When he was ten, his father entered Dan’s first 3D painting/sculpture icognito in the first Whitney Biennale Exhibition, and when it sold to a Texas oilman, they bought a welding rig, and in 1956 Dan began showing sculpture at Anne Fuller’s Stonington Art Gallery.

Moving from welded assemblages in his teens to pottery in his thirties, anatomical drawing in his forties, and lost wax bronzes and plasma cut sculpture in his fifties, he now shows in galleries on Long Island, Rhode Island, the Cape, Connecticut, Mexico, Istanbul, and Hanoi, as well as New York.

Dan is a graduate of the Putney School, Harvard College, and the Graduate School of Design (after a year of working for Paul Matisse as a designer and another studying at the Ecole des Beaux Arts in Strasbourg). He studied with Alex Tzonis, Ricardo Porro, Deane Keller, Don Gale and Peter Zallinger.
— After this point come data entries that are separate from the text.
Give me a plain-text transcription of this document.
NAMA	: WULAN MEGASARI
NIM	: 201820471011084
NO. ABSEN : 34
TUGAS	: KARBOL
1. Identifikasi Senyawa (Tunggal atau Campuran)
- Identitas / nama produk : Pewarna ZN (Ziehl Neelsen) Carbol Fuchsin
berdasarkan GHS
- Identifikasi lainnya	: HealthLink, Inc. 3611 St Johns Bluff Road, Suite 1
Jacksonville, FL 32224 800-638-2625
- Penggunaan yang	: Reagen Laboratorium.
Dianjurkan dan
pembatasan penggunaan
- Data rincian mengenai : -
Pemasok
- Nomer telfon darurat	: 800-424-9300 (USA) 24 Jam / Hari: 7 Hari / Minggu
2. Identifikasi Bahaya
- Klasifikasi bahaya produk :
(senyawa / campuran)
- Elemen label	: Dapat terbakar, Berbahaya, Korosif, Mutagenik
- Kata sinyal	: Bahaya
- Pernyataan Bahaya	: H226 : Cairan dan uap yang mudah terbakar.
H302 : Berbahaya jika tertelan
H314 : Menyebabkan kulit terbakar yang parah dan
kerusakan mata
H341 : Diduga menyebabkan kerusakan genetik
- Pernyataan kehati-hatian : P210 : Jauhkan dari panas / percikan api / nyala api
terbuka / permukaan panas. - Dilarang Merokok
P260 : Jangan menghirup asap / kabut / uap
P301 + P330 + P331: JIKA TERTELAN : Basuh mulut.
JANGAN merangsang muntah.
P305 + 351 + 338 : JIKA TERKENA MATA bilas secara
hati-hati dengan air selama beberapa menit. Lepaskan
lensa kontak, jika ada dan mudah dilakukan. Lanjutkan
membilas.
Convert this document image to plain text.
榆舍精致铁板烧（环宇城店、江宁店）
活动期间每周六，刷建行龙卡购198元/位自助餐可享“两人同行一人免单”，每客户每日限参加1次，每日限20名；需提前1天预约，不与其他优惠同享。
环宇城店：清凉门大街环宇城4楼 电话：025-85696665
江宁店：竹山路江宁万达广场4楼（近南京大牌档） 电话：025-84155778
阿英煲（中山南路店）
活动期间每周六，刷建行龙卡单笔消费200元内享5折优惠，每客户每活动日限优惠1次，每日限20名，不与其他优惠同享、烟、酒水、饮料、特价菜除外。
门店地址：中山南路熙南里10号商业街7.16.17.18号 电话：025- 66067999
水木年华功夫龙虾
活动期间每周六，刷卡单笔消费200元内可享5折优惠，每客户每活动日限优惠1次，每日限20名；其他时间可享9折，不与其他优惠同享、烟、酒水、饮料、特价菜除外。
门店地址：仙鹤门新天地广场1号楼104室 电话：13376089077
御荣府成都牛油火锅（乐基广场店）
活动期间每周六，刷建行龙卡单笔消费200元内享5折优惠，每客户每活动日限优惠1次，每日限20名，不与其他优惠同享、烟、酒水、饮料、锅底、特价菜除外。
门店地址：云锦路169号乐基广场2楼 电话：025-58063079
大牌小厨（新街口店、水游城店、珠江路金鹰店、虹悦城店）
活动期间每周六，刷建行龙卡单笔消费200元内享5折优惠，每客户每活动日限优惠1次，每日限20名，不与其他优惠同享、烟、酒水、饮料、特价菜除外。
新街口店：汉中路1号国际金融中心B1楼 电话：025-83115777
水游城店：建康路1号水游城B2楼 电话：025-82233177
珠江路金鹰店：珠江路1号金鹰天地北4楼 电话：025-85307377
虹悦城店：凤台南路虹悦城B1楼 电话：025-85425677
Over the past two years, following invitations into Ana Flores’ Poetry of the Wild project, he has created two poems for trees in public spaces. The first, in Riverside Park, New London was destroyed; in a mirrored box with gifts a stencil read: “Long before you came, I was a seed, longing for you.” The second arrangement hung inside a habitable hollow tree that stands by the water before the Mystic Arts Center. Many small gift discs, each read E A R T H as letters in a circle on one side, and on the other: EAR, HEAR THE EARTH; ART, THE HEART.